Deriving a nationally representative sample from family respondents in the NHIS


I will greatly appreciate it If someone can help with the issue of representativeness of the family respondents sample in the NHIS. To deal with the issue of proxy responses in the NHIS, I am limiting my analysis to just family respondents (famrespflag = 2). I wonder how close to the national sample my weighted sample would be. Since family respondents are chosen from most households, I understand that the sample would still be representative of U.S. households. However, at the individual level, I am not sure how representative the family respondents sample would be. Thank you for your help.

I would not necessarily expect family respondents to be representative of the individuals included in the broader NHIS sample. For the 1997-2018 data you can compare the family respondent’s characteristics to the rest of the family roster. I ran a few quick cross-tabs for these years; the family respondents are more likely to be female (especially in households with 3 or more persons using FAMSIZE) and the householder (using RELATE).

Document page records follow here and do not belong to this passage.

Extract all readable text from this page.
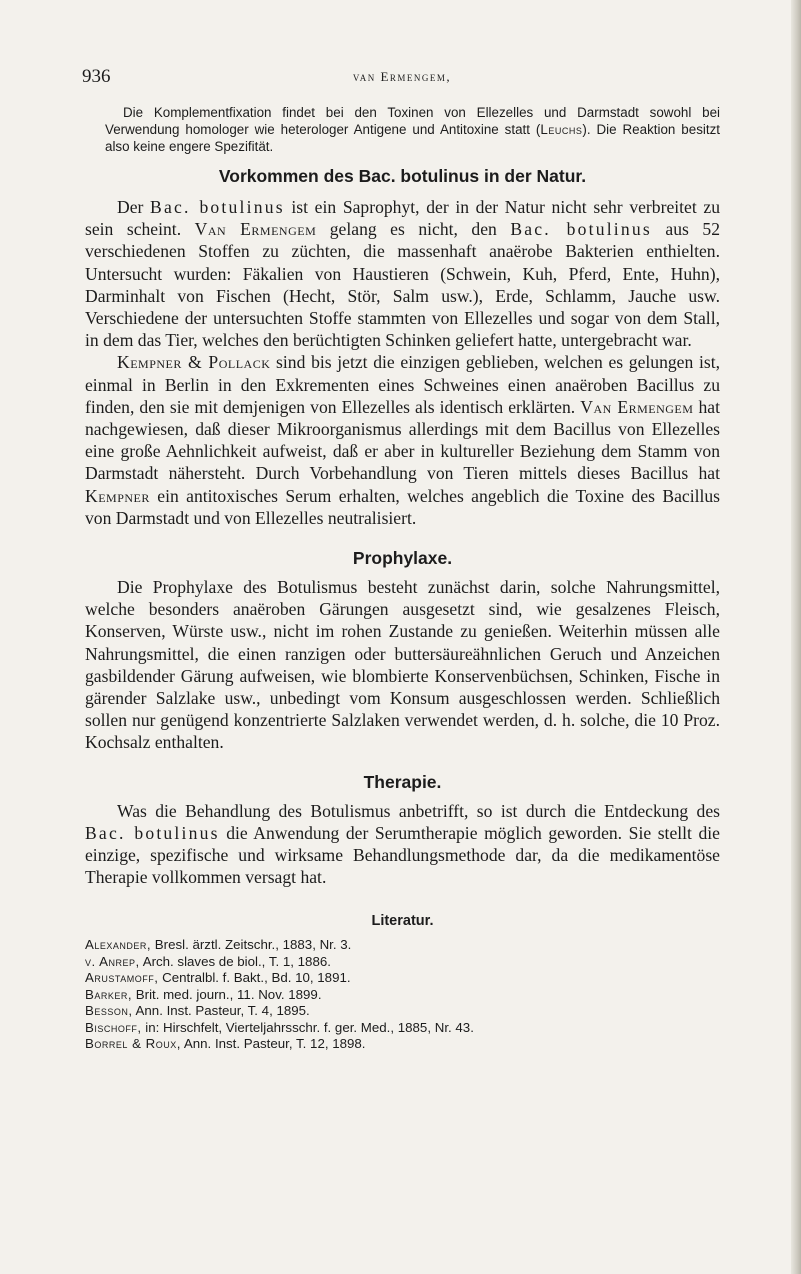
936	van Ermengem,

Die Komplementfixation findet bei den Toxinen von Ellezelles und Darmstadt sowohl bei Verwendung homologer wie heterologer Antigene und Antitoxine statt (Leuchs). Die Reaktion besitzt also keine engere Spezifität.

Vorkommen des Bac. botulinus in der Natur.

Der Bac. botulinus ist ein Saprophyt, der in der Natur nicht sehr verbreitet zu sein scheint. Van Ermengem gelang es nicht, den Bac. botulinus aus 52 verschiedenen Stoffen zu züchten, die massenhaft anaërobe Bakterien enthielten. Untersucht wurden: Fäkalien von Haustieren (Schwein, Kuh, Pferd, Ente, Huhn), Darminhalt von Fischen (Hecht, Stör, Salm usw.), Erde, Schlamm, Jauche usw. Verschiedene der untersuchten Stoffe stammten von Ellezelles und sogar von dem Stall, in dem das Tier, welches den berüchtigten Schinken geliefert hatte, untergebracht war.

Kempner & Pollack sind bis jetzt die einzigen geblieben, welchen es gelungen ist, einmal in Berlin in den Exkrementen eines Schweines einen anaëroben Bacillus zu finden, den sie mit demjenigen von Ellezelles als identisch erklärten. Van Ermengem hat nachgewiesen, daß dieser Mikroorganismus allerdings mit dem Bacillus von Ellezelles eine große Aehnlichkeit aufweist, daß er aber in kultureller Beziehung dem Stamm von Darmstadt nähersteht. Durch Vorbehandlung von Tieren mittels dieses Bacillus hat Kempner ein antitoxisches Serum erhalten, welches angeblich die Toxine des Bacillus von Darmstadt und von Ellezelles neutralisiert.

Prophylaxe.

Die Prophylaxe des Botulismus besteht zunächst darin, solche Nahrungsmittel, welche besonders anaëroben Gärungen ausgesetzt sind, wie gesalzenes Fleisch, Konserven, Würste usw., nicht im rohen Zustande zu genießen. Weiterhin müssen alle Nahrungsmittel, die einen ranzigen oder buttersäureähnlichen Geruch und Anzeichen gasbildender Gärung aufweisen, wie blombierte Konservenbüchsen, Schinken, Fische in gärender Salzlake usw., unbedingt vom Konsum ausgeschlossen werden. Schließlich sollen nur genügend konzentrierte Salzlaken verwendet werden, d. h. solche, die 10 Proz. Kochsalz enthalten.

Therapie.

Was die Behandlung des Botulismus anbetrifft, so ist durch die Entdeckung des Bac. botulinus die Anwendung der Serumtherapie möglich geworden. Sie stellt die einzige, spezifische und wirksame Behandlungsmethode dar, da die medikamentöse Therapie vollkommen versagt hat.

Literatur.
Alexander, Bresl. ärztl. Zeitschr., 1883, Nr. 3.
v. Anrep, Arch. slaves de biol., T. 1, 1886.
Arustamoff, Centralbl. f. Bakt., Bd. 10, 1891.
Barker, Brit. med. journ., 11. Nov. 1899.
Besson, Ann. Inst. Pasteur, T. 4, 1895.
Bischoff, in: Hirschfelt, Vierteljahrsschr. f. ger. Med., 1885, Nr. 43.
Borrel & Roux, Ann. Inst. Pasteur, T. 12, 1898.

You may want to compare basic demographic characteristics of your family respondents to the overall NHIS sample; I am also linking the sample code for variance estimation for subpopulations given the complex survey design of the NHIS if you are restricting your analytical sample in this way. Please let me know if you are working with the 2019 data instead; the NHIS underwent a major questionnaire redesign in 2019 and the information I have shared is based on the 1997-2018 design.

Thank you so much for your help. I am working with 1997-2018 data, so your explanation works for me. I will go through the variance estimation guide as you suggested.